Dans son discours prononcé à Ajaccio devant l’Assemblée de Corse, le chef de l’État a prononcé des mots forts et formulé des promesses floues. En concédant aux nationalistes le mot « autonomie », il s’est bien gardé de lui donner une signification claire. Pourtant, le projet esquissé s’avère inquiétant et pourrait bien marquer un changement de paradigme fondamental en matière de décentralisation.
« Un slogan plus qu’un concept juridique »
D’abord, la notion d’autonomie est un slogan, un mot-valise plus qu’un concept juridique. L’autonomie, c’est se donner à soi-même sa propre norme. Un arrêté municipal est, en cela, le signe d’une autonomie communale. Les collectivités souffrent aujourd’hui d’un manque d’autonomie normative et fiscale. Ces combats, ne portant pas sur le contenu des compétences, mais sur leur exercice, sont aujourd’hui primordiaux pour lutter contre un mouvement de recentralisation de fond. Toutefois, ce qui est entendu par les nationalistes et implicitement par le gouvernement, ce n’est pas cela. L’autonomie serait législative.
Or, depuis la nuit du 4 août 1789, l’unité du législateur et l’homogénéité de la loi sont les fondements de l’indivisibilité de la République. Le souverain veut par la loi; si cette loi est à géométrie variable, alors l’unité du Peuple est compromise. La loi qui ne s’applique pas de la même manière à tous peut devenir un instrument d’oppression.
En République, je ne peux consacrer une norme dont je m’exempte moi-même. Ce principe n’a connu que deux exceptions : Vichy et la colonisation. L’autonomie législative de la Nouvelle-Calédonie est d’ailleurs pensée dans ce cadre, étant qualifiée dans les accords de Nouméa de territoire « en voie de décolonisation ». Conçue ainsi, l’autonomie n’a plus rien à voir avec le principe de libre administration et la décentralisation républicaine.
Vers une « surenchère »
Ensuite, le président propose d’inscrire dans la Constitution la notion de « communauté culturelle corse ». Ce point est dangereux. D’abord, car en faisant cela, on lie identité, statuts et compétences. Cela n’a rien à voir avec la tradition républicaine de la décentralisation qui se veut un instrument de démocratisation des politiques publiques et non un outil de reconnaissance de communautés d’appartenance subjective.
Dans un livre récent, « La France en miettes », nous montrions qu’une différenciation fondée sur les identités culturelles avait entraîné, sans exception notable, partout en Europe, une surenchère. Une communauté culturelle reconnue d’un statut de moindre autonomie, voyant son identité méprisée, ne peut s’en satisfaire. Le président de la région Bretagne a d’ailleurs rapidement demandé à Élisabeth Borne « la même chose » que les nationalistes corses. Ces derniers, de leur côté, copient le modèle de la Nouvelle-Calédonie.

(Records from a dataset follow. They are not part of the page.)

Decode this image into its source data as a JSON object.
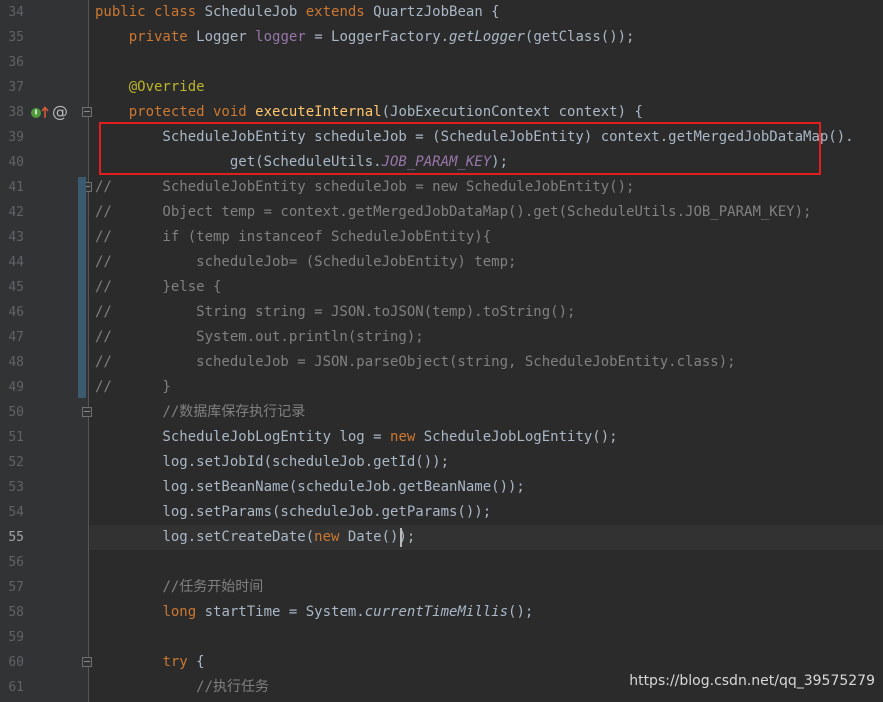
{
  "editor": {
    "current_line": 55,
    "colors": {
      "background": "#2b2b2b",
      "keyword": "#cc7832",
      "annotation": "#bbb529",
      "field": "#9876aa",
      "method_decl": "#ffc66d",
      "comment": "#808080",
      "default_text": "#a9b7c6",
      "highlight_box": "#e01e1e"
    },
    "lines": [
      {
        "n": "34",
        "segs": [
          [
            "kw",
            "public class "
          ],
          [
            "",
            "ScheduleJob "
          ],
          [
            "kw",
            "extends "
          ],
          [
            "",
            "QuartzJobBean {"
          ]
        ]
      },
      {
        "n": "35",
        "segs": [
          [
            "",
            "    "
          ],
          [
            "kw",
            "private "
          ],
          [
            "",
            "Logger "
          ],
          [
            "fld",
            "logger "
          ],
          [
            "",
            "= LoggerFactory."
          ],
          [
            "it",
            "getLogger"
          ],
          [
            "",
            "(getClass());"
          ]
        ]
      },
      {
        "n": "36",
        "segs": []
      },
      {
        "n": "37",
        "segs": [
          [
            "",
            "    "
          ],
          [
            "ann",
            "@Override"
          ]
        ]
      },
      {
        "n": "38",
        "segs": [
          [
            "",
            "    "
          ],
          [
            "kw",
            "protected void "
          ],
          [
            "method",
            "executeInternal"
          ],
          [
            "",
            "(JobExecutionContext context) {"
          ]
        ]
      },
      {
        "n": "39",
        "segs": [
          [
            "",
            "        ScheduleJobEntity scheduleJob = (ScheduleJobEntity) context.getMergedJobDataMap()."
          ]
        ]
      },
      {
        "n": "40",
        "segs": [
          [
            "",
            "                get(ScheduleUtils."
          ],
          [
            "fldit",
            "JOB_PARAM_KEY"
          ],
          [
            "",
            "); "
          ]
        ]
      },
      {
        "n": "41",
        "segs": [
          [
            "cmt",
            "//      ScheduleJobEntity scheduleJob = new ScheduleJobEntity();"
          ]
        ]
      },
      {
        "n": "42",
        "segs": [
          [
            "cmt",
            "//      Object temp = context.getMergedJobDataMap().get(ScheduleUtils.JOB_PARAM_KEY);"
          ]
        ]
      },
      {
        "n": "43",
        "segs": [
          [
            "cmt",
            "//      if (temp instanceof ScheduleJobEntity){"
          ]
        ]
      },
      {
        "n": "44",
        "segs": [
          [
            "cmt",
            "//          scheduleJob= (ScheduleJobEntity) temp;"
          ]
        ]
      },
      {
        "n": "45",
        "segs": [
          [
            "cmt",
            "//      }else {"
          ]
        ]
      },
      {
        "n": "46",
        "segs": [
          [
            "cmt",
            "//          String string = JSON.toJSON(temp).toString();"
          ]
        ]
      },
      {
        "n": "47",
        "segs": [
          [
            "cmt",
            "//          System.out.println(string);"
          ]
        ]
      },
      {
        "n": "48",
        "segs": [
          [
            "cmt",
            "//          scheduleJob = JSON.parseObject(string, ScheduleJobEntity.class);"
          ]
        ]
      },
      {
        "n": "49",
        "segs": [
          [
            "cmt",
            "//      }"
          ]
        ]
      },
      {
        "n": "50",
        "segs": [
          [
            "",
            "        "
          ],
          [
            "cmt",
            "//数据库保存执行记录"
          ]
        ]
      },
      {
        "n": "51",
        "segs": [
          [
            "",
            "        ScheduleJobLogEntity log = "
          ],
          [
            "kw",
            "new "
          ],
          [
            "",
            "ScheduleJobLogEntity();"
          ]
        ]
      },
      {
        "n": "52",
        "segs": [
          [
            "",
            "        log.setJobId(scheduleJob.getId());"
          ]
        ]
      },
      {
        "n": "53",
        "segs": [
          [
            "",
            "        log.setBeanName(scheduleJob.getBeanName());"
          ]
        ]
      },
      {
        "n": "54",
        "segs": [
          [
            "",
            "        log.setParams(scheduleJob.getParams());"
          ]
        ]
      },
      {
        "n": "55",
        "segs": [
          [
            "",
            "        log.setCreateDate("
          ],
          [
            "kw",
            "new "
          ],
          [
            "",
            "Date());"
          ]
        ]
      },
      {
        "n": "56",
        "segs": []
      },
      {
        "n": "57",
        "segs": [
          [
            "",
            "        "
          ],
          [
            "cmt",
            "//任务开始时间"
          ]
        ]
      },
      {
        "n": "58",
        "segs": [
          [
            "",
            "        "
          ],
          [
            "kw",
            "long "
          ],
          [
            "",
            "startTime = System."
          ],
          [
            "it",
            "currentTimeMillis"
          ],
          [
            "",
            "();"
          ]
        ]
      },
      {
        "n": "59",
        "segs": []
      },
      {
        "n": "60",
        "segs": [
          [
            "",
            "        "
          ],
          [
            "kw",
            "try "
          ],
          [
            "",
            "{"
          ]
        ]
      },
      {
        "n": "61",
        "segs": [
          [
            "",
            "            "
          ],
          [
            "cmt",
            "//执行任务"
          ]
        ]
      }
    ],
    "gutter_icons": {
      "override_marker": "override-up-arrow-icon",
      "annotation_marker": "at-sign-icon"
    }
  },
  "watermark": "https://blog.csdn.net/qq_39575279"
}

Ce type de phénomène entraîne une surenchère entre identités et collectivités, conduisant rapidement au blocage. La France, où le vote pour les nationalistes corses est passé en dix ans de 25 % à 67 % et où le taux de Bretons se disant plus bretons que français est passé de 20 % à 40 %, n’est ainsi pas épargnée. Une fois cette boîte de Pandore ouverte, aucun de nos voisins ne s’en est félicité, aucun n’a réussi à la refermer. La notion de communauté introduirait également le communautarisme dans la Constitution avec les conséquences excédant bien le seul statut des collectivités.